Переходя к душевным нуждам заключенных, прошу уделить мне еще немного внимания.

Нынешняя исправительная система, можно сказать, рассчитана на подрыв и разрушение человеческого душевного здоровья. Если не целью, то уж во всяком случае результатом ее воздействия является психическое расстройство. Это неоспоримая истина. Причины тому достаточно очевидны. Если человек лишен книг и всякого человеческого общения, недоступен для малейших проявлений доброты и милосердия, обречен на вечное безмолвие, полностью отгорожен от внешнего мира, если с ним обращаются хуже, чем со скотом, то как несчастному сохранить рассудок? Распространяться об этих ужасах я не намерен; еще менее мне хочется возбудить мимолетный интерес у сентиментальной публики. Так что разрешите мне лишь указать, что надлежит сделать.

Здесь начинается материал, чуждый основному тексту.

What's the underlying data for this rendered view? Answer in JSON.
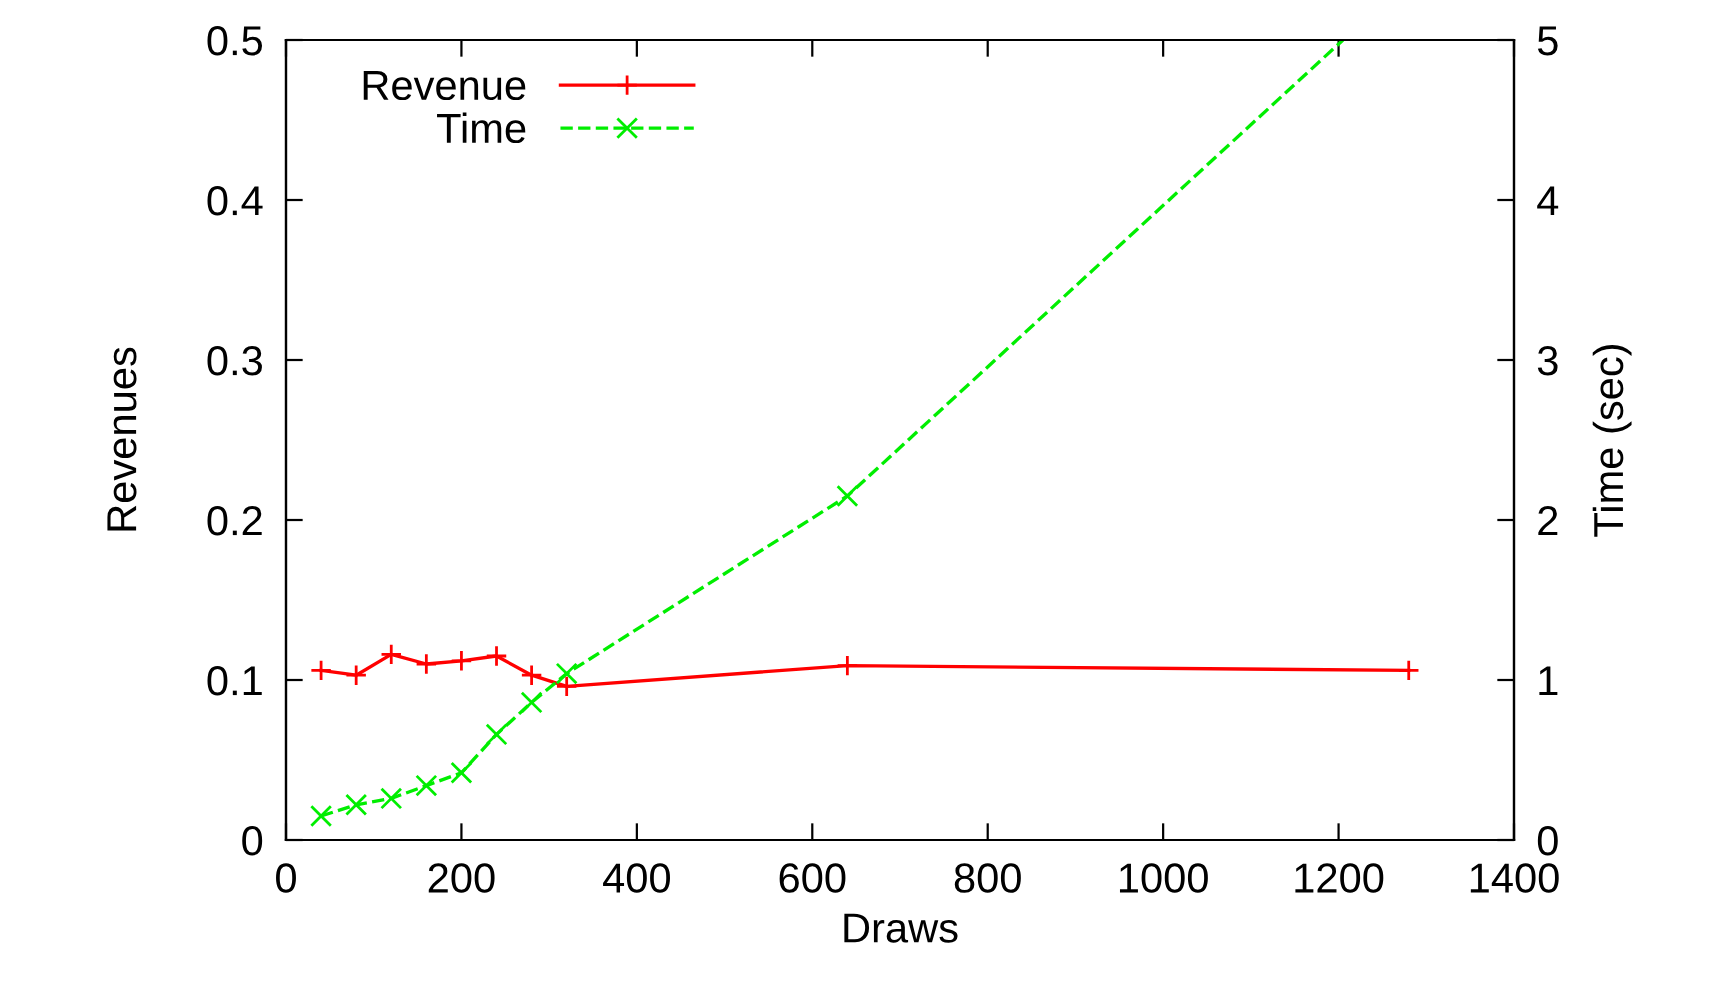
{
  "chart_data": {
    "type": "line",
    "xlabel": "Draws",
    "ylabel": "Revenues",
    "y2label": "Time (sec)",
    "xlim": [
      0,
      1400
    ],
    "xticks": [
      0,
      200,
      400,
      600,
      800,
      1000,
      1200,
      1400
    ],
    "ylim": [
      0,
      0.5
    ],
    "yticks": [
      0,
      0.1,
      0.2,
      0.3,
      0.4,
      0.5
    ],
    "y2lim": [
      0,
      5
    ],
    "y2ticks": [
      0,
      1,
      2,
      3,
      4,
      5
    ],
    "grid": false,
    "legend": "top left",
    "series": [
      {
        "name": "Revenue",
        "color": "#ff0000",
        "marker": "cross",
        "line_style": "solid",
        "x": [
          40,
          80,
          120,
          160,
          200,
          240,
          280,
          320,
          640,
          1280
        ],
        "values": [
          0.106,
          0.103,
          0.116,
          0.11,
          0.112,
          0.115,
          0.103,
          0.096,
          0.109,
          0.106
        ]
      },
      {
        "name": "Time",
        "color": "#00ee00",
        "marker": "x",
        "line_style": "dashed",
        "axis": "y2",
        "x": [
          40,
          80,
          120,
          160,
          200,
          240,
          280,
          320,
          640,
          1205
        ],
        "values": [
          0.15,
          0.22,
          0.26,
          0.34,
          0.42,
          0.66,
          0.86,
          1.04,
          2.15,
          5
        ]
      }
    ]
  }
}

Каждый заключенный должен получать достаточное количество хороших книг. В настоящее время в первые три месяца заключения книги запрещены вовсе, за исключением Библии, молитвенника и сборника гимнов. В дальнейшем заключенному выдают одну книгу в неделю. Беда не только в том, что этого мало; от книг, составляющих обычную тюремную библиотеку, нет никакого толку. Она содержит преимущественно третьесортную литературу отвратительного качества, хоть и якобы религиозного содержания, предназначенную, по-видимому, детям, но не подходящую ни для детей, ни для взрослых. Заключенных следует поощрять к чтению, и они должны получать книги без ограничений, и книги должны быть хорошо подобраны. В настоящее время отбором книг занимается тюремный капеллан.

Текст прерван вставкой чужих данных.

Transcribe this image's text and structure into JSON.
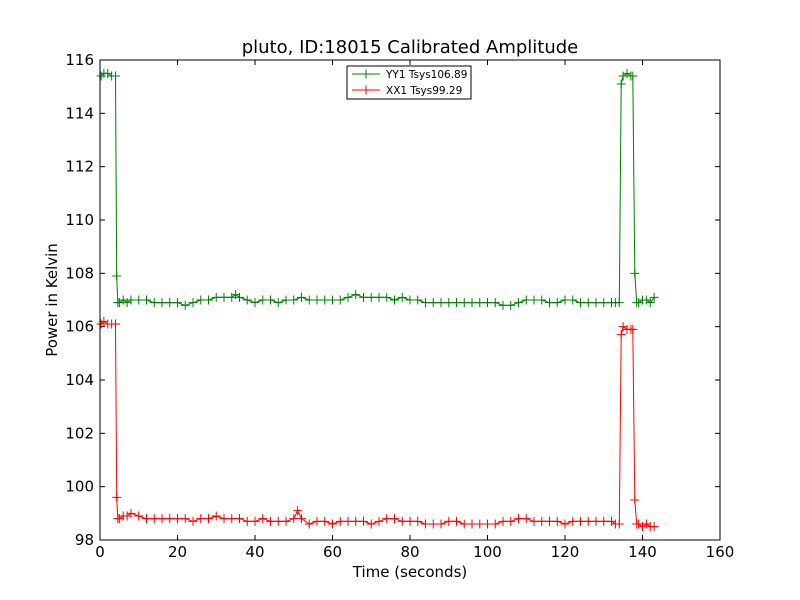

По нынешним правилам заключенному разрешается видеться с друзьями четыре раза в год по двадцать минут. Это никуда не годится. Свидания должны происходить раз в месяц и быть достаточно продолжительными. Обставлять их следует совершенно не так, как теперь. При существующих порядках заключенного помещают либо в большую железную клетку, либо в деревянную кабинку с маленьким окошком, затянутым проволочной сеткой, сквозь которое он может смотреть наружу. Его друзей сажают в такую же клетку, отстоящую от первой на три-четыре фута; двое надзирателей, стоящие в проходе, слушают разговор и могут прервать его в любую минуту. Я предлагаю разрешить заключенному встречаться с родными и друзьями в особой комнате. Теперешний издевательский порядок следует немедленно отменить. Свидание с родными и друзьями означает ныне для заключенного новое унижение и тяжкое переживание. Многие, желая избежать этой пытки, вовсе отказываются от свиданий. И это меня не удивляет. Когда заключенный встречается с адвокатом, они разговаривают в комнате со стеклянной дверью, за которой стоит надзиратель. Почему же свидание с женой, детьми, родителями, друзьями происходит иначе? Быть выставленным, подобно обезьяне в зверинце, перед самыми дорогими тебе людьми, — значит подвергнуться бессмысленному и жестокому оскорблению.